View Full Version : Corrections seeks additional $27 million next fiscal year

09-09-2004, 09:08 PM

Posted on Thu, Sep. 09, 2004

Associated Press

JACKSON, Miss. - Corrections Commissioner Chris Epps says he needs a 10 percent budget increase of $27 million to keep up with prison population growth.

Epps told the Joint Legislative Budget Committee on Thursday the number of prisoners has grown more rapidly than expected. For instance, in fiscal year 2003, the projection was that the prison system would receive 608 new inmates. The actual growth was 1,265. The next year, the system gained 53 more inmates than projected.

"When you've got more coming in than going out, it causes problems," Epps said.

Lawmakers appropriated $266 million for the state Department of Corrections for the current fiscal year, but Epps has made a $9.9 million deficit request.
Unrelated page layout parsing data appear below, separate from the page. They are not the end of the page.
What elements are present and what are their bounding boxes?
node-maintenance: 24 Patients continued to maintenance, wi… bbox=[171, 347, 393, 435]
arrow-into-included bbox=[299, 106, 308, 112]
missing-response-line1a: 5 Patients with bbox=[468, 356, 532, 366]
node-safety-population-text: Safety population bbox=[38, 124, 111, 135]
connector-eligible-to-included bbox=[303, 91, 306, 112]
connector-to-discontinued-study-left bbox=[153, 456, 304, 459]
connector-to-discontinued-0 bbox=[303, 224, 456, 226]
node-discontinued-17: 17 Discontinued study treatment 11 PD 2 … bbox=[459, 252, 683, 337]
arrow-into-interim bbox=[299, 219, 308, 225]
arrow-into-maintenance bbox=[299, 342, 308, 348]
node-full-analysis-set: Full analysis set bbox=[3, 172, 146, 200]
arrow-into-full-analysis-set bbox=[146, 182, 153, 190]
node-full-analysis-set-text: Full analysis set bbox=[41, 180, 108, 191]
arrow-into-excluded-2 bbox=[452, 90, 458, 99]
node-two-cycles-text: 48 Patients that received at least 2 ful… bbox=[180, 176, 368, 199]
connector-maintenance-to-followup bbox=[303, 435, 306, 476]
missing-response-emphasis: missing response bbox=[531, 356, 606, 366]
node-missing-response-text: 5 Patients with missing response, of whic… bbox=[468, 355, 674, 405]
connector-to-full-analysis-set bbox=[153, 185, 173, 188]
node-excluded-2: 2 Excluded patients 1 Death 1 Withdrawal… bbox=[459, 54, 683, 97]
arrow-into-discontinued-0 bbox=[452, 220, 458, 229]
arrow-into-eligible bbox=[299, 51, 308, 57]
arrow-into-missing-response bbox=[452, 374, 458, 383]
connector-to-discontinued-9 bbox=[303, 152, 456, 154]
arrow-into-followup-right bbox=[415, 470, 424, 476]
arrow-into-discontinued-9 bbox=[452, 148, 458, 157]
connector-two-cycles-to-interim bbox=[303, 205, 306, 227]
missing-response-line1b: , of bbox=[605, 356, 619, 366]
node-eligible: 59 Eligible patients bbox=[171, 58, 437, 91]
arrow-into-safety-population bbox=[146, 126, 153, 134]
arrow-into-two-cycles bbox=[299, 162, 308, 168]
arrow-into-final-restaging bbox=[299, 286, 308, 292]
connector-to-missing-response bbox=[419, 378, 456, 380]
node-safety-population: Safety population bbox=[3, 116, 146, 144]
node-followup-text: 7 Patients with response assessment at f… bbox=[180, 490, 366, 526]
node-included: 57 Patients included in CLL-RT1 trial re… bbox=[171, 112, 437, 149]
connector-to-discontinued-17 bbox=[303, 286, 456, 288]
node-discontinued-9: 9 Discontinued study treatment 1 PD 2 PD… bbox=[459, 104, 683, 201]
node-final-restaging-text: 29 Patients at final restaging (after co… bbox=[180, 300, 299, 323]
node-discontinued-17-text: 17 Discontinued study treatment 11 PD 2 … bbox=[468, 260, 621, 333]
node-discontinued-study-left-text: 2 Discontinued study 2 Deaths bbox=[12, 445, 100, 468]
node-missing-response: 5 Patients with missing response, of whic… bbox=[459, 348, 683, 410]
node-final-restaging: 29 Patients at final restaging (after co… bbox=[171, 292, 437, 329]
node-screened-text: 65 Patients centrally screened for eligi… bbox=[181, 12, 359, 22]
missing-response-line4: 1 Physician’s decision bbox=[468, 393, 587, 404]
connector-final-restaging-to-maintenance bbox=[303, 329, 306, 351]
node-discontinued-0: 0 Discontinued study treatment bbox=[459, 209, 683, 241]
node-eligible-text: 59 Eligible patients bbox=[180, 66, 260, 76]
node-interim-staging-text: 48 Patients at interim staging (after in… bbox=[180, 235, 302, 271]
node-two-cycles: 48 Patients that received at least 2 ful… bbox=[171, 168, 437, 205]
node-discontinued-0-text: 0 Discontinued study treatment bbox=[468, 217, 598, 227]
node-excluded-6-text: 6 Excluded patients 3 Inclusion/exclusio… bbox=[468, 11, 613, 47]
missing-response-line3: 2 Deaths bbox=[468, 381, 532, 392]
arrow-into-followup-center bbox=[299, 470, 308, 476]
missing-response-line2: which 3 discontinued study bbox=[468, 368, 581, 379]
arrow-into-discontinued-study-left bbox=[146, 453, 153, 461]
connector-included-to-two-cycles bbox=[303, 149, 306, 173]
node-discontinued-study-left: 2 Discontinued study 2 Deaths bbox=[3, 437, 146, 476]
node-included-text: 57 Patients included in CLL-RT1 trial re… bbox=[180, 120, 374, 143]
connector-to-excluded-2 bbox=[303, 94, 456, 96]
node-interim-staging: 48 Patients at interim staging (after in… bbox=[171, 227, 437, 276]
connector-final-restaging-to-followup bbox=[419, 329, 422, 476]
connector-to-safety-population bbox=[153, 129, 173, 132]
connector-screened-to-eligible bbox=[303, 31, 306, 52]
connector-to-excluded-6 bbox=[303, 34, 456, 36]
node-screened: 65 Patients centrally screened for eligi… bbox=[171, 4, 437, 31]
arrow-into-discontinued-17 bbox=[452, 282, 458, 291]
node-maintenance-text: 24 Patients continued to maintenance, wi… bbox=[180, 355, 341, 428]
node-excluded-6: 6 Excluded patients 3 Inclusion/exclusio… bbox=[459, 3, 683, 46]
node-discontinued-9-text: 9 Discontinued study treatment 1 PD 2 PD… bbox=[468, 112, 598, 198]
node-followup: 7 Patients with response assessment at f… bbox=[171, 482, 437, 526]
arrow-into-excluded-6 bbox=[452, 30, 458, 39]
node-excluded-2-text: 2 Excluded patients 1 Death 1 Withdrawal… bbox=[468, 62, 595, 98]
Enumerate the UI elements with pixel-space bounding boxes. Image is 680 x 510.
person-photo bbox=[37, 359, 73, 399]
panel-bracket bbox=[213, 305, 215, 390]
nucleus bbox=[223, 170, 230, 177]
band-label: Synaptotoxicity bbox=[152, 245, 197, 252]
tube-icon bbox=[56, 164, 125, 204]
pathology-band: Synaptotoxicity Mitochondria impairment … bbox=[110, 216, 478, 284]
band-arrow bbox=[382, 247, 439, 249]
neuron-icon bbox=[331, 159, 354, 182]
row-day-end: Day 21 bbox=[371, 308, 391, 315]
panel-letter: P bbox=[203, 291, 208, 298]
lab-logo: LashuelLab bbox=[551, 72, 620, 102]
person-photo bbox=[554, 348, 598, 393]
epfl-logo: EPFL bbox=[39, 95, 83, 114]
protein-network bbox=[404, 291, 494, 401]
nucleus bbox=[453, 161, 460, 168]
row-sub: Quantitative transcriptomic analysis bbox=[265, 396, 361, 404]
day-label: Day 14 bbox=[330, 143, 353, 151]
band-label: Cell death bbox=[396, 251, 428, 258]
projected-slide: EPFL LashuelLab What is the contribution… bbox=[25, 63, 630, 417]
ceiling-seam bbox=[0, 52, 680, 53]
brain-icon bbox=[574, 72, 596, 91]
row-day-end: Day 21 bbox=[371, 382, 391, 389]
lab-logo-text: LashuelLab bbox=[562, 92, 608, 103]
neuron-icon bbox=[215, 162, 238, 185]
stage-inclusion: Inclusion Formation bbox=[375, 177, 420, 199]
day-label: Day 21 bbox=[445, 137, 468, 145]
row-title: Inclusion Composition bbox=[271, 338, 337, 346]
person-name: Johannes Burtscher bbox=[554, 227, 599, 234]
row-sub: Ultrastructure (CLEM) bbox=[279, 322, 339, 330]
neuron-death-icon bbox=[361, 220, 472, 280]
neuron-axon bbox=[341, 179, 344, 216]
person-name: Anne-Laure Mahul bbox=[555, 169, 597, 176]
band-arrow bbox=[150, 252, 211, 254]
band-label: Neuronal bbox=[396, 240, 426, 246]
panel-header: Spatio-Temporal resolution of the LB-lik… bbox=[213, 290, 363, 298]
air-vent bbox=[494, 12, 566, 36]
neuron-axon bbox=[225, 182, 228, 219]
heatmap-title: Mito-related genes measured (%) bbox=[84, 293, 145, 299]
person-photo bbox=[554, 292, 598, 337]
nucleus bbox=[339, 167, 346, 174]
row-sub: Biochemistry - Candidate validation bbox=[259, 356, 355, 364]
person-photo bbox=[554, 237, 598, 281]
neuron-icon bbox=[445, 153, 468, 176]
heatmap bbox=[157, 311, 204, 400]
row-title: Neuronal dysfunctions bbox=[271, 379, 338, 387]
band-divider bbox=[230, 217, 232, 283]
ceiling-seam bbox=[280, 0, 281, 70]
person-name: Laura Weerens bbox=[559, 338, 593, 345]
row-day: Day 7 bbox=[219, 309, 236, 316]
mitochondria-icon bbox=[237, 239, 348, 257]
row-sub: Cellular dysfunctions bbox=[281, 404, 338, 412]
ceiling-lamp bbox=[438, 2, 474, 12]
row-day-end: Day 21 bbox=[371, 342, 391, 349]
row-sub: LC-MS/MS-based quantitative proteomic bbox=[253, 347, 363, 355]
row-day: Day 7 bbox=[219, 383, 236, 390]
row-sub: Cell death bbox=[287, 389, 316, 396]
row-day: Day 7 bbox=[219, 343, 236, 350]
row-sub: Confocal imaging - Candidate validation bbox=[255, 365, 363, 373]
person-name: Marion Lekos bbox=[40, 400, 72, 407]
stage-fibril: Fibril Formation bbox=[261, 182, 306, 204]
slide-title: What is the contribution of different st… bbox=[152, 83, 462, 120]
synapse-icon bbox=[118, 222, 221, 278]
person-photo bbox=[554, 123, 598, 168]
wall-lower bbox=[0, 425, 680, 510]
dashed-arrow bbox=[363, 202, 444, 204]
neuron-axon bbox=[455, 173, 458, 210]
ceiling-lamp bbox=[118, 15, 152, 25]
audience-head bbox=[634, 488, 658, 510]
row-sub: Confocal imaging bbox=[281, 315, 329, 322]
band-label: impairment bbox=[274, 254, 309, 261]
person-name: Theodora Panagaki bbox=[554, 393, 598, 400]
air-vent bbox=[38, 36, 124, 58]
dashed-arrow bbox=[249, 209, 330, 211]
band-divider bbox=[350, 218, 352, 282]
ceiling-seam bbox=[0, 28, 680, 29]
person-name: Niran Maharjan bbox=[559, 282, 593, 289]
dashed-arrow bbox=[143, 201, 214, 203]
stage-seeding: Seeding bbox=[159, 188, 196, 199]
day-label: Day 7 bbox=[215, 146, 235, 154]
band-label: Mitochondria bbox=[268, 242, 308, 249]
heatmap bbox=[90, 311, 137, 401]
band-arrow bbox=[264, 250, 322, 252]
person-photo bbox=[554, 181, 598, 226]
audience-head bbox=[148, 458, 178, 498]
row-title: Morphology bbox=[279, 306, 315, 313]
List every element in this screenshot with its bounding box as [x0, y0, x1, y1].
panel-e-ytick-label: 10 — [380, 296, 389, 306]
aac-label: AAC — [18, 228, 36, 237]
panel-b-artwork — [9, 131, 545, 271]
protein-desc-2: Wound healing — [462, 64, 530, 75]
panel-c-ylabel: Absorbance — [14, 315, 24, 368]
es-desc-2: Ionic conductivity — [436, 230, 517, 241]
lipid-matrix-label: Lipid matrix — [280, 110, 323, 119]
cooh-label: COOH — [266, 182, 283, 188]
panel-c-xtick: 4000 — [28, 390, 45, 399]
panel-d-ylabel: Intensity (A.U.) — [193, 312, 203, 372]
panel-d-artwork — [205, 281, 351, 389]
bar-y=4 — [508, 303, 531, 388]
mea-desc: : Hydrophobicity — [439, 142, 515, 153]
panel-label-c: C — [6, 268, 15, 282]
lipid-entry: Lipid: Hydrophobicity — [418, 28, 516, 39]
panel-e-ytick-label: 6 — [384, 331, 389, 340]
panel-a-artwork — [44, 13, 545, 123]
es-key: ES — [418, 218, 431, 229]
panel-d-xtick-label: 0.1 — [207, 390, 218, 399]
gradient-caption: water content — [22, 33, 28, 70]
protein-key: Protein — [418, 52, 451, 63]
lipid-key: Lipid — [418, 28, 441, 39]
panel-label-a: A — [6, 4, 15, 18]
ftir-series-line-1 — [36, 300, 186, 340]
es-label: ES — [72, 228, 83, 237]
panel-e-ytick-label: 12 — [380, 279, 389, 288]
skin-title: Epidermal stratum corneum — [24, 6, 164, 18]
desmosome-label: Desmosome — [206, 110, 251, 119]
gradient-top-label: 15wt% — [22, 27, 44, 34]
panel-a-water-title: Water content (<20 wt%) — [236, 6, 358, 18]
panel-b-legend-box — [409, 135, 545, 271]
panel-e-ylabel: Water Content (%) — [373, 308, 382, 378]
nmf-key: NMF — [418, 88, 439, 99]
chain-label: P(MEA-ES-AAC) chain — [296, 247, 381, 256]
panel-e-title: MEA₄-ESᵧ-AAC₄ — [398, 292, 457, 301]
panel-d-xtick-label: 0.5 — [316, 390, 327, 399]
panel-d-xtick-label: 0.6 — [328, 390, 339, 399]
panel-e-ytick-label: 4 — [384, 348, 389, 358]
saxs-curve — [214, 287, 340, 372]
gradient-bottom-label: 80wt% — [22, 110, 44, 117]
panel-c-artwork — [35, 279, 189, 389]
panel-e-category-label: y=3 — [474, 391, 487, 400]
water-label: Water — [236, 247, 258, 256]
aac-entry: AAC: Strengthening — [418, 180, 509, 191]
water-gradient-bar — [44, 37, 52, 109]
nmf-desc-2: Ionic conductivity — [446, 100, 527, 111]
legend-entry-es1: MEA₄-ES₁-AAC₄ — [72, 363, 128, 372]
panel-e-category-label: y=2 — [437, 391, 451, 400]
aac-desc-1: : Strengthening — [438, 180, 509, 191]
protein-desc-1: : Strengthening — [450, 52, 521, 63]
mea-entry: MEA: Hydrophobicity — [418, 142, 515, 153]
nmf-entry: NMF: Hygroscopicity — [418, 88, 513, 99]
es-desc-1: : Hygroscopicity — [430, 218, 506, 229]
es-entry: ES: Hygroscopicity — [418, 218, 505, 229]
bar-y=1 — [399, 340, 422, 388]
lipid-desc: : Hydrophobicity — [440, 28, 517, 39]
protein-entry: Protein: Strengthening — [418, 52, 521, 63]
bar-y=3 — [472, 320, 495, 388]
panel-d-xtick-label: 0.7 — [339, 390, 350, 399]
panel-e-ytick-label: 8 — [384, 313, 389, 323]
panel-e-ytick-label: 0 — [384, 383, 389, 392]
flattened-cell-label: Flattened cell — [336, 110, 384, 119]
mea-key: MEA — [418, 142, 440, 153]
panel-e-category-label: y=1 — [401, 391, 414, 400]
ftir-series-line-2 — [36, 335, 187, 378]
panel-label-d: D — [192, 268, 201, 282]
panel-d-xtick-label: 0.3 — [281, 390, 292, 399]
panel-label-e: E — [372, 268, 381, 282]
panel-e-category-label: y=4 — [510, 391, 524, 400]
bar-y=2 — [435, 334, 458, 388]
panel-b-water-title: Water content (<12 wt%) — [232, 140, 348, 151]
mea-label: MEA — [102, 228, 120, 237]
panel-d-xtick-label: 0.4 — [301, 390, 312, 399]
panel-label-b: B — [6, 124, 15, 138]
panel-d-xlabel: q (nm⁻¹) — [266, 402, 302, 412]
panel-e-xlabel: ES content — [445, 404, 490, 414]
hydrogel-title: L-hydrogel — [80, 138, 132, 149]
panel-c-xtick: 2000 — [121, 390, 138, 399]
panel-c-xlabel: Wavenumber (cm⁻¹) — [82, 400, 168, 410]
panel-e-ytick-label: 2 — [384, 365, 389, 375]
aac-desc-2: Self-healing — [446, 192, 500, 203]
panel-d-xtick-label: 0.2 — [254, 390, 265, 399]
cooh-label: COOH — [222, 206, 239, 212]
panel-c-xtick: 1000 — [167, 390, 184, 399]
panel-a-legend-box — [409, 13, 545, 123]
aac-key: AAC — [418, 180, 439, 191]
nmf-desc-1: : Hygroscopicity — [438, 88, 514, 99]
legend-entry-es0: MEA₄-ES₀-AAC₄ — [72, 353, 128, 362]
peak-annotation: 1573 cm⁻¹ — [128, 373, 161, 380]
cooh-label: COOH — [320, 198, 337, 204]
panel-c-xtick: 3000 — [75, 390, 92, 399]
Epps said he needs $303 million for fiscal 2006, which begins next July 1.

Legislative budget writers are listening to agency requests this month to prepare a spending plan for fiscal year 2006.

Rep. Steve Holland, D-Plantersville, asked Epps why his agency didn't pay a $6 million debt to the University of Mississippi Medical Center for treating inmates. Holland said the 2004 Legislature appropriated the money.

"UMC is in trouble because it never got the money," Holland said. "I think this was above your head, quite frankly."

Epps said the Department of Finance and Administration told him the $6 million was placed in the state's contingency fund.

"It never came to the Mississippi Department of Corrections," Epps said.

Epps informed lawmakers about the various cost-saving measures his agency has started. He said the agency will save $10 million through terminations and a reorganization made possible from a law passed this year. He said other bills passed earlier this year, including those designed to relieve overcrowding, will save another $6.2 million.

The prison system had 21,176 inmates incarcerated as of Sept. 1, and 24,839 on house arrest. Epps said the average prison stay is 4.2 years. He said the national average is 3.5 years.

Epps said his budget could be reduced if lawmakers were to pass legislation setting "strategic sentencing guidelines." He said it's difficult to predict how many inmates will enter the system when convicted felons get different punishments for the same crime.

Also asking for a budget increase on Thursday was Attorney General Jim Hood. His office received $6.97 million in state funding this fiscal year. Hood is asking for a $7.8 million budget next year.

Hood said he's lost 12 staff attorneys since January. He told lawmakers he wants funding to fill all 17 vacancies in his office.

Hood said he has been relying on special funds, such as fines paid for penalties, to fill agency budget holes, but "the special funds are drying up."